如果对于r→w的任意一条路径中都存在一个点p, 那么我们称点p为w的支配点(也可以称作是r→w的必经点), 注意r点不讨论支配点. 下面用idom[u]表示离点u最近的支配点。
对于原图上除r外每一个点u, 从idom[u]向u建一条边, 最后我们可以得到一个以r为根的树. 这个树我们就叫它"支配树"。
简化问题¶
1.树
对于一棵树, 我们用r表示根节点, u表示树上的某个非根节点. 很容易发现从r→u路径上的所有点都是支配点, 而idom[u]就是u的父节点。
这个可以在O(n)的时间内实现。
2.DAG(有向无环图)
因为是有向无环图, 所以我们可以按照拓扑序构建支配树。
假设当前我们构造到拓扑序中第x个节点编号为u, 那么拓扑序中第1 ~ X−1个节点已经处理好了, 考虑所有能够直接到达点u的节点, 对于这些节点我们求出它们在支配树上的最近公共祖先v, 这个点v就是点u在支配树上的父亲
如果使用倍增求LCA,这个问题可以在O((n+m)logn)的时间内实现。
对于这两个问题我们能够很简便的求出支配树。
我们知道TVM Relay表示的计算图是一个DAG,所以我们其实了解到这里就够了,不需要继续深入了。
但在算符融合的Pass中构建的其实是后支配树,这里不是通过拓扑序来处理,而是通过DFS序来进行处理。
为什么要这样做呢?我们可以看一下fuse_ops.cc
中举的例子:
conv2d
/ | \
/ | \
op op op
\ | /
\ | /
elemwise add
|
可以看到conv2d要和elemwise add发生融合,则必须判断三个op是否能和elemwise add融合。
0x03. TVM的算符融合(操作符融合)¶
在TVM论文中提到,对于GPU和特定加速器而言,将多次操作融合在一起的优化方法能较为明显地降低执行时间。操作符融合的想法是来源于单个Kernel函数会节省将中间结果写回全局内存的时间消耗。从具体分析来看,我们总结了四种类别的图操作符:
- injective(one-to-one map):映射函数,比如加法,点乘等。

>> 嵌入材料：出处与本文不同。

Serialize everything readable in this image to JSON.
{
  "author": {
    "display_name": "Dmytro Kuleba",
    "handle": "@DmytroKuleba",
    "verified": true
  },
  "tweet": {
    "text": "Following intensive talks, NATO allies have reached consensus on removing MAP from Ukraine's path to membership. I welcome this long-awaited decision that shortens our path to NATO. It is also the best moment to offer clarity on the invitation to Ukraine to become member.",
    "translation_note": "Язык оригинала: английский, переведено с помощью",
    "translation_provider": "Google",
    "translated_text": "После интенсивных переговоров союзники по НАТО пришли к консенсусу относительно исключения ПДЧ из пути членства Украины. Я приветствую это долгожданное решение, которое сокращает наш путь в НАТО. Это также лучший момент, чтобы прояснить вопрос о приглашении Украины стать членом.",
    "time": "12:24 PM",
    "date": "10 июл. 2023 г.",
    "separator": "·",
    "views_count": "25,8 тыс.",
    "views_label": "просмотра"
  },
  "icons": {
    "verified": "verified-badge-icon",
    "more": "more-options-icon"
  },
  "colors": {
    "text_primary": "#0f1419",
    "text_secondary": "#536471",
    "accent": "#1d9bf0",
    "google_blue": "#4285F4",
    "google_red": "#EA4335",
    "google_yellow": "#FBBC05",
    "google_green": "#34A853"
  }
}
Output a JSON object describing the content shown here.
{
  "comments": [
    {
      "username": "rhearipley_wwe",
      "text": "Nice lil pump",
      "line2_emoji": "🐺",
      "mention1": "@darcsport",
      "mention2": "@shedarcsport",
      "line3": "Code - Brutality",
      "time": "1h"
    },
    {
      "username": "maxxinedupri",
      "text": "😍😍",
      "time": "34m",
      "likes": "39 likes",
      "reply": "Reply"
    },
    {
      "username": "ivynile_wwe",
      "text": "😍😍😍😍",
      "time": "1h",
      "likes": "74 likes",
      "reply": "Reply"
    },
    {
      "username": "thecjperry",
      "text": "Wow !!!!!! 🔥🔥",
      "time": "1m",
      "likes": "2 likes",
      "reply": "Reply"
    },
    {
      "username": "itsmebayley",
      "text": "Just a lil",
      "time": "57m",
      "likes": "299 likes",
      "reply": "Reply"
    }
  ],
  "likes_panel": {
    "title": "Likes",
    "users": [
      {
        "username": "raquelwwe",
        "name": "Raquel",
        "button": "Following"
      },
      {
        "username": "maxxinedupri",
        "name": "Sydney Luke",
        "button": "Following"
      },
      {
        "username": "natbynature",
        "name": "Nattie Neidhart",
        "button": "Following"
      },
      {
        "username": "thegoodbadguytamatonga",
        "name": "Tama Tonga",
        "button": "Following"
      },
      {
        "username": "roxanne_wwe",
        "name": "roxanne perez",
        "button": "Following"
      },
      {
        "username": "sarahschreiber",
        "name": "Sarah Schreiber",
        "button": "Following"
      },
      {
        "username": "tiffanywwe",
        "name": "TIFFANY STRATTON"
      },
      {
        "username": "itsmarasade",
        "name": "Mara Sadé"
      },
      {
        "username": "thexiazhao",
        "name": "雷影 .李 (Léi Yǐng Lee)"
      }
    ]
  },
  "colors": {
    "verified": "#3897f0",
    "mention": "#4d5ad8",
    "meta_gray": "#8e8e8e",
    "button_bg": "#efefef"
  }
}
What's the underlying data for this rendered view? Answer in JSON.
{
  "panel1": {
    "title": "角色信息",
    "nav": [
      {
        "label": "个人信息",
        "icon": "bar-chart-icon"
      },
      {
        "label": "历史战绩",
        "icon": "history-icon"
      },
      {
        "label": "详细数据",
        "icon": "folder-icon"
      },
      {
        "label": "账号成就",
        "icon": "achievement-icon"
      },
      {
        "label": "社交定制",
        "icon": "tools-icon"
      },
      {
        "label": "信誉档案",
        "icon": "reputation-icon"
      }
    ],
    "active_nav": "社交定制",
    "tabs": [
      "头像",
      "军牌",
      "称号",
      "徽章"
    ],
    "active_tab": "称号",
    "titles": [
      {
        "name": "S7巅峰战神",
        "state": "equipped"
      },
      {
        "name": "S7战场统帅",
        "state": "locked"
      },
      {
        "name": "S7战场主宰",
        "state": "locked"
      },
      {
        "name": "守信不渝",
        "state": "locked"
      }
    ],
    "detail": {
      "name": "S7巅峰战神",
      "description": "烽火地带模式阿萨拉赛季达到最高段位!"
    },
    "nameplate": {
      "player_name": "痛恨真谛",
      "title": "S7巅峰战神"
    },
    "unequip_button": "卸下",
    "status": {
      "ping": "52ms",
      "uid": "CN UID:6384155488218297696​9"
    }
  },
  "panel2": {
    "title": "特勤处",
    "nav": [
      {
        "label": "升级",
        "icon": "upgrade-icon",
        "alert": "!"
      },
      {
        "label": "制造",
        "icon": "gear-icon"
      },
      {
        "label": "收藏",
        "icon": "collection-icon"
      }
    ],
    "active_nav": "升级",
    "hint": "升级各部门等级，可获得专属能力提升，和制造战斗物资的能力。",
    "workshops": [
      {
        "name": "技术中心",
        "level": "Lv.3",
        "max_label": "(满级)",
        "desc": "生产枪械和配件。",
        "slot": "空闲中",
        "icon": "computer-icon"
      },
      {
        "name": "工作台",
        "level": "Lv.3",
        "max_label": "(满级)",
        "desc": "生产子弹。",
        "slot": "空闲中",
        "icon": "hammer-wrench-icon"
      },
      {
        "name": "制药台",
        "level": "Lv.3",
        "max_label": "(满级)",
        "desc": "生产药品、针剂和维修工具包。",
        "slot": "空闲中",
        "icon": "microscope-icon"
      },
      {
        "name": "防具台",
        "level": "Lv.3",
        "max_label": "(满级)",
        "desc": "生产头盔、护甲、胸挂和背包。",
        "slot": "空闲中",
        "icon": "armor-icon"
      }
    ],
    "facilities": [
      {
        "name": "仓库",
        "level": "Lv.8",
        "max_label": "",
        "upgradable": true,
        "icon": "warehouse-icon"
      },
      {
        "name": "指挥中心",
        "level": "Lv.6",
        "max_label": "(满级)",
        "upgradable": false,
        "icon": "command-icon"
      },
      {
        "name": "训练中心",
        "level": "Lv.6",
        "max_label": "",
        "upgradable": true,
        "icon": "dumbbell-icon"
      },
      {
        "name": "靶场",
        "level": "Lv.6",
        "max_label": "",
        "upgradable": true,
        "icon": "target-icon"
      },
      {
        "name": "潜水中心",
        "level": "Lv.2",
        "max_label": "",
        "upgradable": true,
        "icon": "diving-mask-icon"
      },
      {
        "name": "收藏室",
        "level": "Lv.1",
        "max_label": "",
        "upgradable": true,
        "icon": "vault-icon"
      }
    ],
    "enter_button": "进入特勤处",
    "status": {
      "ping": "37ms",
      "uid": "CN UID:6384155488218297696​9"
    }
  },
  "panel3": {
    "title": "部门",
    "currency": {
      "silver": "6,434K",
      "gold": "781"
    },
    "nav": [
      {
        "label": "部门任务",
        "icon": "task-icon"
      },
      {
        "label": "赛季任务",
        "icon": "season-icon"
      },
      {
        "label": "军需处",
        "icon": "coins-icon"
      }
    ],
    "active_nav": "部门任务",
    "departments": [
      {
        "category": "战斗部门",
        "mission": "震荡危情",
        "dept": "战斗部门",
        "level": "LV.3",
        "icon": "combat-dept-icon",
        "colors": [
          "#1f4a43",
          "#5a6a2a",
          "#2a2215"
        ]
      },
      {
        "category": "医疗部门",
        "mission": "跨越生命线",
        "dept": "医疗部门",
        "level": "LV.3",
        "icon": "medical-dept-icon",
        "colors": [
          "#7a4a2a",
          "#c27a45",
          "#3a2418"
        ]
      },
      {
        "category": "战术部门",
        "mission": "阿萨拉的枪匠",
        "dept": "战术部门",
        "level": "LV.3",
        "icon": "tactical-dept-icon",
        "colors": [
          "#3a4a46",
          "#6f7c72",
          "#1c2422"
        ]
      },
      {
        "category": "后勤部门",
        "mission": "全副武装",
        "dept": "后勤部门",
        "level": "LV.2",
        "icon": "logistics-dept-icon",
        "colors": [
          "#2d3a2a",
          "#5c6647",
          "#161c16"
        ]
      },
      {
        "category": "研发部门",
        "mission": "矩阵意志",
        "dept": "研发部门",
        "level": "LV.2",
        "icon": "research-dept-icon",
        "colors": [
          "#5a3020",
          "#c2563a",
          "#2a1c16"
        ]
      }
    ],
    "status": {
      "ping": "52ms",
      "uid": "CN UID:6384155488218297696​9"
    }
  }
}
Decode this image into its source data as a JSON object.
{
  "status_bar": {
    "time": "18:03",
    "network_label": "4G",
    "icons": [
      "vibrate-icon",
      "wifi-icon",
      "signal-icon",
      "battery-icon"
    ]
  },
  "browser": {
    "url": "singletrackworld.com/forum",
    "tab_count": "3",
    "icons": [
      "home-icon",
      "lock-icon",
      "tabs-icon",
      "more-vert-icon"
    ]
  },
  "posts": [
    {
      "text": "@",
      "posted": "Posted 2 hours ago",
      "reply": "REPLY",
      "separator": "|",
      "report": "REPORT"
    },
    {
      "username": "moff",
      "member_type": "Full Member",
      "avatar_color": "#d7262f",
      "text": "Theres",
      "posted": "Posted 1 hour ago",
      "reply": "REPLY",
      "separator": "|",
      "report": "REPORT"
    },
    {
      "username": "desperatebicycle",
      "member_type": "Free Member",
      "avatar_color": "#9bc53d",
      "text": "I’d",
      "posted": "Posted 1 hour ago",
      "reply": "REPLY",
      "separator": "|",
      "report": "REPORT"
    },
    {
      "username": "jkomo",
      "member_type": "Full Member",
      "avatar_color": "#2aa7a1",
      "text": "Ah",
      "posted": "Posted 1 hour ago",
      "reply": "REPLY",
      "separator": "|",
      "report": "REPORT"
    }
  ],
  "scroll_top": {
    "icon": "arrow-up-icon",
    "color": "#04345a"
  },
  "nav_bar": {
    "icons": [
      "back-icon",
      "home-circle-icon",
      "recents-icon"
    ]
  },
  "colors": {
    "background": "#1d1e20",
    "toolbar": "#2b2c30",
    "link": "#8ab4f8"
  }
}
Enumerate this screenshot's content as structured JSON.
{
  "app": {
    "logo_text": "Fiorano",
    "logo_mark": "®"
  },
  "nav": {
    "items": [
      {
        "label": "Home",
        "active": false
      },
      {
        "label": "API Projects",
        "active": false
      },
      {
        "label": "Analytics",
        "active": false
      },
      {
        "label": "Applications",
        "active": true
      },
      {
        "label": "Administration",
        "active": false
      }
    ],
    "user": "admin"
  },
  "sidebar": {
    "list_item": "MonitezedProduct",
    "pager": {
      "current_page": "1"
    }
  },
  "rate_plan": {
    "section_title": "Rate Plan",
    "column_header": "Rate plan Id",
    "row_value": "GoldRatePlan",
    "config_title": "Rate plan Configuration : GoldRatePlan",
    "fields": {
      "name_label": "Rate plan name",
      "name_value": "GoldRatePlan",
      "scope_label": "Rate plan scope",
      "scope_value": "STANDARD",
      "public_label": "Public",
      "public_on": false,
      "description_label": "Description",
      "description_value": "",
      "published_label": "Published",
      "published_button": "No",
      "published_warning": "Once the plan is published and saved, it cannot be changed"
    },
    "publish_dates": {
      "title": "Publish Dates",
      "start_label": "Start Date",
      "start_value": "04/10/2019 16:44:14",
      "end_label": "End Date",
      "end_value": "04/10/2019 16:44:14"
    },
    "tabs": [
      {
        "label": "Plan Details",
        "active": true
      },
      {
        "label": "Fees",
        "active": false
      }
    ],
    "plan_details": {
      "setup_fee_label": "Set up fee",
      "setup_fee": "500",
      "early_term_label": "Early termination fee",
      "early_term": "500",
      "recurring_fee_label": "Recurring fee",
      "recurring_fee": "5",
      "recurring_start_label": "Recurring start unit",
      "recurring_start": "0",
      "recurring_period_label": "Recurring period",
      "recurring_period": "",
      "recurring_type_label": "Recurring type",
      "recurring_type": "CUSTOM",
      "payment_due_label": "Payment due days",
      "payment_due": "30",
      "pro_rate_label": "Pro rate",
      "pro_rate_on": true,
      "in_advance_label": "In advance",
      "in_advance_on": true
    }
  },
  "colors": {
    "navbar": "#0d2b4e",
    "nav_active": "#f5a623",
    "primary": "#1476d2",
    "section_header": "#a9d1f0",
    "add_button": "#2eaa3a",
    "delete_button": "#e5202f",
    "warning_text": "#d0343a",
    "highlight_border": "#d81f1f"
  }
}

- reduction:约简,如sum/max/min,输入到输出具有降维性质的,比如sum。
- complex-out-fusable(can fuse element-wise map to output),是计算比较复杂的,如conv2d
- opaque(cannot be fused) 无法被融合的算符,比如sort。
根据以上对算符的不同类型,TVM提供了三种融合规则:
下图还展示了conv-bn-relu融合前后的性能对比:
在TVM中实现算符融合 Pass的代码在tvm/src/relay/transforms/fuse_ops.cc
。TVM的算符融合主要包含以下三个步骤:
- 遍历Relay树,建立DAG用于后支配树分析
- 建立后支配树
- 应用算符融合算法
建立DAG¶
首先我们看一下Pass的注册接口:
namespace transform {
Pass FuseOps(int fuse_opt_level) {
runtime::TypedPackedFunc<Function(Function, IRModule, PassContext)> pass_func =
[=](Function f, IRModule m, PassContext pc) {
int opt_level = fuse_opt_level == -1 ? pc->opt_level : fuse_opt_level;
auto max_fuse_depth = pc->GetConfig("relay.FuseOps.max_depth", Integer(kMaxFusedOps));
return Downcast<Function>(FuseOps(f, opt_level, max_fuse_depth.value(), m));
};
return CreateFunctionPass(pass_func, 1, "FuseOps", {"InferType"});
}
TVM_REGISTER_GLOBAL("relay._transform.FuseOps").set_body_typed(FuseOps);
可以看到FuseOps这个Pass依赖了InferType这个Pass,并且这里通过PassContext获取了一些必要的配置信息,最后还为这个Pass注册了Python接口。
下面我们来看一下DAG的创建流程,首先定位到:
IndexedForwardGraph IndexedForwardGraph::Create(support::Arena* arena, const Expr& body) {
return Creator(arena).Prepare(body);
}
其中Creator这个类是核心:
// Creator of post dominator tree of the dataflow
class IndexedForwardGraph::Creator : private ExprVisitor {
public:
explicit Creator(support::Arena* arena) : arena_(arena) {}
IndexedForwardGraph Prepare(const Expr& body) {
this->Update(body, nullptr, kOpaque);
this->VisitExpr(body);
return std::move(graph_);
}
//这里省略了成员变量和函数
.....
}
通过之前对Pass Infra的介绍,我们知道VisitExpr
实际调用的是在类IndexedforwardGraph中定义的VisitExpr_
函数,通过深度优先搜索遍历Relay树,并且建立DAG图。上面的函数中,在调用VisitExpr
之前调用Update
函数来对DAG进行了初始化并插入根节点。
DFS可以获得一个后序搜索树,在搜索的过程中使用Update
这个成员函数来建边,我们来看一下这个函数接口:
// Update the message stored at the node.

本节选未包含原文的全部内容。